成蘊明雙目牢牢盯著眉江流,握了握手中的絡塵劍,劍微微出鞘半尺。只要眉江流有一絲異樣的動靜,他便會立刻出劍阻止。「當真是你殺了林府的上百號人?」成蘊明低聲問道,自有一份威嚴。
眉江流不答,閉目又睜目,眉宇間已然褪去了少年的那份青澀,冷冷道︰「你們為何認定是我?」
「起初,我們並未懷疑到你。」成蘊明道,「這是謝姑娘提的醒,我們才察覺到有些異樣。試問一個偏僻小鎮上幾乎無外地人路過,又如何能開得起這樣一間客棧。要是我,定然選擇別的行業。于是我們便四處打听,了解到你們不是鎮上的本地人,原是三年前從南方遷來的。這羽仙鎮本就地處南方,而再往南便是苗疆之地。況且你們母子二人皆習得武功,在謝初旋那日裝瘋一劍相刺時,你娘就已經敗露了。然後任前輩借尋醫之名去了一趟苗疆卻始終也查尋不到你們的消息,可見你們身份隱秘,不同尋常。」
眉江流眼兒一轉,定看著謝初旋問道︰「那你又是如何知是我?」
謝初旋未看他一眼,一雙清艷的眼眸卻看著床榻上之人,斂著眉……
「是我。」突地听見一沉靜微弱的聲音從榻上傳來,「是我告訴她的。」
「蓮哥哥。」小遙一喜,連忙扶起榻上之人。只見他臉上紅暈已褪去,一張臉更顯得煞白如紙。他低低咳了聲又道︰「你記不記得那一日,你攔住浮竹護我時,你已然顯露功夫,剛巧你使出的那一招,我是見過的,叫‘疾手回旋扣’,是林老爺常用的招式。且林老爺本不姓林,他是入贅林府的上門女婿。他以前的姓是……眉。」
「哈哈哈……」眉江流驀地仰頭大笑,笑聲淒厲冰冷,清秀的臉變得猙獰起來,「原來你早就知道,聯合他們一起來騙我。哈哈,你裝的可真像。好一個苦肉計,你當真對自己如此情薄啊。」
祁蓮一听,嘆了一口氣,道︰「我沒有騙你,是謝姑娘才智絕倫擺了這一出戲,我原是不知的。只是……只是後來在門口站的那一天**才想通的……」
「啪」的一下,眉江流打翻桌上的茶杯,茶杯落地即碎︰「你還在騙我,哈哈,祁大哥,你對我真好,好的徹底!沒枉費我和我娘為你炖藥端水的一片苦心吶!」他又大笑了幾下,眉兒一橫,睜著眼狠瞪向他,雙目微紅。謝初旋奇怪地看了他一眼。

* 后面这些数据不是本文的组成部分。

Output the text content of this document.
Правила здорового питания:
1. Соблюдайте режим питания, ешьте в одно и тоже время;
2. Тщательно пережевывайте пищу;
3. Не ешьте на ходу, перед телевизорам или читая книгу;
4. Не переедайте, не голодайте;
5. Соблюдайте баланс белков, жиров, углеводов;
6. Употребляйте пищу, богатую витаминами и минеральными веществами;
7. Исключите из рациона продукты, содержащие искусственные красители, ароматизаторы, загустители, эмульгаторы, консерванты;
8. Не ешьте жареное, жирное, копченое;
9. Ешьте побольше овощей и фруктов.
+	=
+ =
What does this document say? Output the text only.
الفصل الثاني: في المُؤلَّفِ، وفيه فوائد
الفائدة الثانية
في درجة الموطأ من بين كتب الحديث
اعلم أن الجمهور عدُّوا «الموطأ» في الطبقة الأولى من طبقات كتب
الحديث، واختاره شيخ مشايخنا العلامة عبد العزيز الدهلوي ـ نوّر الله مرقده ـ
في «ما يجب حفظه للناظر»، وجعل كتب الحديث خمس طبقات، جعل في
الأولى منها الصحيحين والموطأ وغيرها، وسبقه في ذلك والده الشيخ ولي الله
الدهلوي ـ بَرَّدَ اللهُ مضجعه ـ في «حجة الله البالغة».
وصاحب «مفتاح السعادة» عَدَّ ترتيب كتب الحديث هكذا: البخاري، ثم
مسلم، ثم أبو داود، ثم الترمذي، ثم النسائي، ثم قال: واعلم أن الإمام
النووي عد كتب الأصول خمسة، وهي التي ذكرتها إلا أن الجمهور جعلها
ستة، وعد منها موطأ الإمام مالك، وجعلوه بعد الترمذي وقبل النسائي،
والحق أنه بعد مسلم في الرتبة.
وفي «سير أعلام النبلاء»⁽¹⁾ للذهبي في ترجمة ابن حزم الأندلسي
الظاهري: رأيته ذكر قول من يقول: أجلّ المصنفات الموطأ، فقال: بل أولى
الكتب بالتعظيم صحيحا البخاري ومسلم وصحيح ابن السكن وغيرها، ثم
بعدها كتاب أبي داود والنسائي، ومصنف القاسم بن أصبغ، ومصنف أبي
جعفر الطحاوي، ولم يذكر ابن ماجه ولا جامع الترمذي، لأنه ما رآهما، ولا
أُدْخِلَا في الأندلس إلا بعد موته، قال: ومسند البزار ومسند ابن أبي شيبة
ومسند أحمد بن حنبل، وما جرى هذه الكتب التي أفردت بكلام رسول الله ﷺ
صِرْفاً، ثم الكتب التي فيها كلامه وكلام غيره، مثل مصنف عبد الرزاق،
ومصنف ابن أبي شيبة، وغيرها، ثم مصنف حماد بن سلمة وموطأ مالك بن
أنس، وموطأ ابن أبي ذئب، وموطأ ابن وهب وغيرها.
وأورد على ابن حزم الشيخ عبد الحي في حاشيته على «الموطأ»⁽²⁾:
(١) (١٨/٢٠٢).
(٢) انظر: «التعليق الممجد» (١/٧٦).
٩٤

祁蓮指尖一顫,低下頭來卻道︰「你們待我的好,我是感激的,但林府對我來說是一個可以躲避的家。在那里,我不再受冷嘲熱諷,不再受風餐露宿之苦。大家都很和善。甚至……甚至我曾幻想過有一天我會在林府里娶妻生子,一生平平安安地度過。即使一輩子我只是個碌碌無為的花匠。可……可這一切都毀了,毀了!」祁蓮語氣拔高,情緒激動,只覺得頭很沉,眼前陣陣白光,看不清東西。忽地,有一股清和之力從肩上傳來,腦袋頓然清明了不少。祁蓮回過頭對謝初旋報以一笑,道了聲謝謝,又說︰「江流,我感激你,可你毀了我的家,毀了我的夢想,你叫我……叫我如何……感激你呢?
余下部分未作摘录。